Monday, February 14, 2011

Diet, Exercise, Lifestyle Modification Before Bariatric Surgery

With overweight and obesity continuing to be worldwide problems, measures to deal with the problems are gaining an increasing amount of attention. And some of the guidelines that health care professionals commonly use to advise overweight individuals may receive modification. Usually, weight loss recommendations are guided, to a great extent, by Body Mass Index (BMI). For example, if the overweight person has a BMI less than 35, bariatric surgery is usually not recommended. Instead, the overweight person is told to follow a low calorie diet, increase physical activity, and modify his or her lifestyle.

But there is new thinking associated with bariatric surgery. The FDA is considering lowering the guidelines for lap-band bariatric surgery, as we recently stated on our blog. There is an opinion, held by some, that weight loss surgery is a better weight loss option than non-surgical approaches.
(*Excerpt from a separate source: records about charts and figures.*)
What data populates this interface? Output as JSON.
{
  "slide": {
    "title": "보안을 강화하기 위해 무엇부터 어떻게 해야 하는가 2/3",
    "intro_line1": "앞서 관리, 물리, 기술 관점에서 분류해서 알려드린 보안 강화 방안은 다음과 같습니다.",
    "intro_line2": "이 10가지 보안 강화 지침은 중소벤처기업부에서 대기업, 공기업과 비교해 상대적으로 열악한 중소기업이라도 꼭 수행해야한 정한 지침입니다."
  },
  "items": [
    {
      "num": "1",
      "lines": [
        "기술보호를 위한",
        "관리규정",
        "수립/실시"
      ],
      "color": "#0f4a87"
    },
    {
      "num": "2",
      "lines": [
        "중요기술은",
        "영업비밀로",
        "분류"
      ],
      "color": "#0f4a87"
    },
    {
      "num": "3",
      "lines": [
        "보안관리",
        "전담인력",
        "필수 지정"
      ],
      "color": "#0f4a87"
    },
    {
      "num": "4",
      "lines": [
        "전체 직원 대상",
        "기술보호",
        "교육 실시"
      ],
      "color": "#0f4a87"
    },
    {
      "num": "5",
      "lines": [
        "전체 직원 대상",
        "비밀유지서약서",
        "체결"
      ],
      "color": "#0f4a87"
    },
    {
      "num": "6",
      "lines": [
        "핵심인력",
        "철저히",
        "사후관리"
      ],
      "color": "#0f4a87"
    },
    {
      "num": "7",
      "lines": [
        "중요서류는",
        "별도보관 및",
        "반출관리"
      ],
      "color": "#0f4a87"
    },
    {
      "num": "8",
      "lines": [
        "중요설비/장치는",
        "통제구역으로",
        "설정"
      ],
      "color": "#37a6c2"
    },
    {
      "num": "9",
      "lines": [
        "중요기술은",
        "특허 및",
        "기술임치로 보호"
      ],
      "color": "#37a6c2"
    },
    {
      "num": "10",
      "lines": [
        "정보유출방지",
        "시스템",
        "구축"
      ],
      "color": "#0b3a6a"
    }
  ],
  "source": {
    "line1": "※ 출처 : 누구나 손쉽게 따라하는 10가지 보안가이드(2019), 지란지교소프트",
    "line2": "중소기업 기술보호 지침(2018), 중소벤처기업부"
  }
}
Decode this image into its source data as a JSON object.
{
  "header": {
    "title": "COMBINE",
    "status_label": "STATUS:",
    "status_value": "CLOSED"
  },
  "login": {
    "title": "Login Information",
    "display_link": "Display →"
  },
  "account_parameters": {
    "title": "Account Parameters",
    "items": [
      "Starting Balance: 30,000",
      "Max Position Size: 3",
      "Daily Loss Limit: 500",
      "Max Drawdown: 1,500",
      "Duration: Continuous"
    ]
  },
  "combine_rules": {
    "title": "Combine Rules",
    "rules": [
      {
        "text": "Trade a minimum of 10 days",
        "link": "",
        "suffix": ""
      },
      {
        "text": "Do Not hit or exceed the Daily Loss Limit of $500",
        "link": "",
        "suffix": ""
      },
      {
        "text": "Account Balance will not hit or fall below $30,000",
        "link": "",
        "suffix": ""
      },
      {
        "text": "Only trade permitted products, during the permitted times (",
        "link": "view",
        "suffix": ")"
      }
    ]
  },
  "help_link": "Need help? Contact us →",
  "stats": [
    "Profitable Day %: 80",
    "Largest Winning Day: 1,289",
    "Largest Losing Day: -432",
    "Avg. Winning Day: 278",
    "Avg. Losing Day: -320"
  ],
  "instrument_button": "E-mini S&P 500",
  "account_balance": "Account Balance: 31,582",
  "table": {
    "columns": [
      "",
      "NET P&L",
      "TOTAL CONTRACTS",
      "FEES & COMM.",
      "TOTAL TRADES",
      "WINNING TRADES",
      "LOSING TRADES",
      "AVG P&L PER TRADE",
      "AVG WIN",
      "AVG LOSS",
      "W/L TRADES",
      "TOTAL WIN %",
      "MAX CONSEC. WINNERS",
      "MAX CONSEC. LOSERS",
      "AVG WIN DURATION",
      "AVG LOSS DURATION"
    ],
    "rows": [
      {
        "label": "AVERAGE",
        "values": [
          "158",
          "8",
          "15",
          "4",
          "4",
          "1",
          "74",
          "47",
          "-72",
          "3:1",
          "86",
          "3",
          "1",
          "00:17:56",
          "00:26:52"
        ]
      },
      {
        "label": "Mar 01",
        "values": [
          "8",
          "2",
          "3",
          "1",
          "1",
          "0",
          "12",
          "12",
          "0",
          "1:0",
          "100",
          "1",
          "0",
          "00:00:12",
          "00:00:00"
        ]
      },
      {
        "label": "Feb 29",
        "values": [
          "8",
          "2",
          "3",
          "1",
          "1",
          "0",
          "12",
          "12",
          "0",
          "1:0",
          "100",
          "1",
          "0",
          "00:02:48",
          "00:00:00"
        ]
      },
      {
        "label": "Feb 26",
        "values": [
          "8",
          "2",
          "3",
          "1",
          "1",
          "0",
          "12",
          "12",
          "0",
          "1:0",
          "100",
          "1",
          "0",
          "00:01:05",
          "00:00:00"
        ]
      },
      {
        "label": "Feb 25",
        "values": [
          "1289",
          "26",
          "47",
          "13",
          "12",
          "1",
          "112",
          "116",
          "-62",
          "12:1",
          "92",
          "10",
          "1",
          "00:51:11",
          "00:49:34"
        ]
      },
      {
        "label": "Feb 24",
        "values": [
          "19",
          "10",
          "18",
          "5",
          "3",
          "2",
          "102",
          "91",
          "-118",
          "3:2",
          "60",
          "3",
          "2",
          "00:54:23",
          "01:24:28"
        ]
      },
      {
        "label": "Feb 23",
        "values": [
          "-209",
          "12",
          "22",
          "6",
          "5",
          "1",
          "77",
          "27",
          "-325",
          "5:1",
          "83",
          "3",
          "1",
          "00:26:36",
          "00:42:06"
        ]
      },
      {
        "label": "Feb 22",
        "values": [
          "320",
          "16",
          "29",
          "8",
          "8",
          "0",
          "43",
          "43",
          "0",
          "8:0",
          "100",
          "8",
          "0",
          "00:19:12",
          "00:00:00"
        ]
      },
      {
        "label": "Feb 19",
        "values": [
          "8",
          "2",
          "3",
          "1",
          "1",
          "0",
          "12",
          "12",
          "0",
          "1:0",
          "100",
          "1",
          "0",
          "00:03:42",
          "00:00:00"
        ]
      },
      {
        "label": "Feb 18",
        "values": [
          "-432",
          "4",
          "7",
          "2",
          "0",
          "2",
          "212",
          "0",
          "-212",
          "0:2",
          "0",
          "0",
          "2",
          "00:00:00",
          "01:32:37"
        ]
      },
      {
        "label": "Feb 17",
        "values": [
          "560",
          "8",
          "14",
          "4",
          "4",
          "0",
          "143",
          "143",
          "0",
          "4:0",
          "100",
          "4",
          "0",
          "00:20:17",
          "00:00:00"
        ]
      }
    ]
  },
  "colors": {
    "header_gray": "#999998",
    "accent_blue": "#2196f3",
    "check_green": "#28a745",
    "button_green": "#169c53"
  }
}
And this opinion appears to be reinforced by some practices of the Tennessee Medicaid program, TennCare.

This state insurance program will cover lap-band surgery if a person qualifies. However, the program will not cover weight loss nutritional counseling. To some, this seems illogical, since counseling for overweight persons with a BMI between 30 and 35 is likely a safer, and less expensive approach to weight loss than weight loss surgery.

After the FDA's thoughts on possibly lowering the lap-band surgical guidelines were made known, the American Society of Bariatric Physicians (ASBP) issued a press release. The release suggests that it is inappropriate for the FDA to reject weight loss drugs, while seeming to embrace weight loss surgery, which is a more drastic approach to weight loss.

While it is true that people achieve weight loss success with bariatric surgery, diet, exercise and lifestyle modification can also lead to weight loss success.

According to Dr. Rena Wing, a speaker at the 2010 Obesity Society meeting, and one of the founders of the National Weight Control Registry, on average, individuals in the Registry maintained a seventy pound weight loss for more than six years. Further, Dr. Wing has outlined activities that these individuals engage in to maintain the weight loss. A low calorie, low fat diet, along with life style modification are significant components of the weight loss and weight maintenance activity set.

Therefore, perhaps the FDA should place more emphasis on diet, exercise and lifestyle modification, before lowering the bariatric surgery guidelines. The agency should point out non-surgical weight loss success, such as that demonstrated by the National Weight Control Registry.

And medical weight loss practitioners should work to change the mindset of stakeholders such as insurers and others who control or influence health care purse strings. These stakeholders should be shown the evidence supporting diet, exercise and modified-lifestyle programs that lead to successful long term weight loss and weight loss control.